FPS difference verification between AMD 5950X and 5800X3D at Haneda Airport (RJTT) 34L straight out flight

KanadeNyan · July 18, 2022, 10:47pm

As a general rule of thumb.
When using 5950X, issuing instructions across CCD0/1 has a large performance penalty, and the OS thread scheduler does not aggressively issue instructions across CCDs (in Win11; Win10 is simpler).
This limits performance to no more than 1CCD=8C16T for most single processes.
Performance is only available for a limited number of applications where there are very few computational dependencies in the build of the application or in the threads of each other.
In the same case, the 5800X/X3D has only one CCD, so its performance is virtually identical to the 5950X in gaming applications. Depending on the automatic clock boost mechanism, the 5800X/X3D with only one CCD has an advantage over the 5950X because the single CCD can generate a lot of heat.

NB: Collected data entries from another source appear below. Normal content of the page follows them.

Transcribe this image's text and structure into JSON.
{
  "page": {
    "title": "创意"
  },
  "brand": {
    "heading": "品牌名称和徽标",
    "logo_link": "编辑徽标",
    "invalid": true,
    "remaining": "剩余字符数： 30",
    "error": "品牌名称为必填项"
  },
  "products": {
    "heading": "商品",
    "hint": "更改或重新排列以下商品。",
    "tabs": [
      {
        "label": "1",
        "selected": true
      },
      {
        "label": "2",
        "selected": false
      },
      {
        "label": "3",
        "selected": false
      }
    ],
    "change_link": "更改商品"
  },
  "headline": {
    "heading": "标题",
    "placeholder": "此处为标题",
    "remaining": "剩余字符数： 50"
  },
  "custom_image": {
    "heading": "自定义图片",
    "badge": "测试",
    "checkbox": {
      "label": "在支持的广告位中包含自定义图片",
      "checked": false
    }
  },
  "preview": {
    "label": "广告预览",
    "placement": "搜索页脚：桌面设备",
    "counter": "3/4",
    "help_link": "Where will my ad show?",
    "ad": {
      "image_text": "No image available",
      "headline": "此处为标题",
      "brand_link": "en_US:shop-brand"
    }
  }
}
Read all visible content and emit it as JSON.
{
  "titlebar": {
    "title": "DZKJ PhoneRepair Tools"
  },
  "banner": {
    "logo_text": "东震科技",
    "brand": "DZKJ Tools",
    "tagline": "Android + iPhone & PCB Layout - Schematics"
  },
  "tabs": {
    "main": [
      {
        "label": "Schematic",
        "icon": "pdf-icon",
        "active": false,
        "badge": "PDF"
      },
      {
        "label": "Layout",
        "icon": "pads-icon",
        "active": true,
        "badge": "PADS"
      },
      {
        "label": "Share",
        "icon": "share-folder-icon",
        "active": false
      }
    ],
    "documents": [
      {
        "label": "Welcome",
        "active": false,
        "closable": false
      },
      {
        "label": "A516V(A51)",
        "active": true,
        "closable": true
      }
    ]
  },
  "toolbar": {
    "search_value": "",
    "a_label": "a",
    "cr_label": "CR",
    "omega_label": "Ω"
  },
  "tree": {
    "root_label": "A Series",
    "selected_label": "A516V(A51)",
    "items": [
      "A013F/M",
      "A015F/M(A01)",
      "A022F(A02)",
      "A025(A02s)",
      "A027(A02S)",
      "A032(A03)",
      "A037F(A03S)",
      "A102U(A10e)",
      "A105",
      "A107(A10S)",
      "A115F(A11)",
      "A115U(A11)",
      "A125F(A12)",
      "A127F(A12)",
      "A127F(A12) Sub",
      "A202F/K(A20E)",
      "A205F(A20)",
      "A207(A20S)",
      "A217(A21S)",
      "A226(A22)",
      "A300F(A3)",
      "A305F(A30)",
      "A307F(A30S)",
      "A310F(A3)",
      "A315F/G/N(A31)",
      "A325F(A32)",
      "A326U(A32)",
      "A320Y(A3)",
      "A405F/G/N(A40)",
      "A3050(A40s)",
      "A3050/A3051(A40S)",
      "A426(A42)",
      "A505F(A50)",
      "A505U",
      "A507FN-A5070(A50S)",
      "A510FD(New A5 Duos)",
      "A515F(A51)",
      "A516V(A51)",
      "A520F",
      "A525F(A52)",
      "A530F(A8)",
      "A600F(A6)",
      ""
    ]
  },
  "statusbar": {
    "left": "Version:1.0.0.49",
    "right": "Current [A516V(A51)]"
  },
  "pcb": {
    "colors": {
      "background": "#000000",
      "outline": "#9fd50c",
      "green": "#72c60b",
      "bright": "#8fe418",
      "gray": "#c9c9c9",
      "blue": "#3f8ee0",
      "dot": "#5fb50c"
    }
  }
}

In modern x86-64 CPUs, the biggest way to get processing speed is through an automatic clock boost mechanism. This is limited by heat generation.
During application execution, the most heat is generated by the instruction decoder that converts x86-64 instructions to microinstructions.

The instruction decoder is the most power-hungry part of the processor and generates the most heat, making SMT a major barrier to clock boosting and limiting in this area.
If the performance gain from multi-threading is greater than the clock boost, then performance will improve, but this is an exception in games.

It is not easy for an application split into multiple threads to achieve performance gains that exceed the automatic clock boost.
(The Intel 12900K is faster in many benchmark tests because of the single-threaded performance gain contribution from the higher clock, but in the MSFS2020, the L3 cache addition seems to contribute more to the performance gain. It was a mistake not to use MSFS2020 in the benchmarks when AMD announced the 5800X3D).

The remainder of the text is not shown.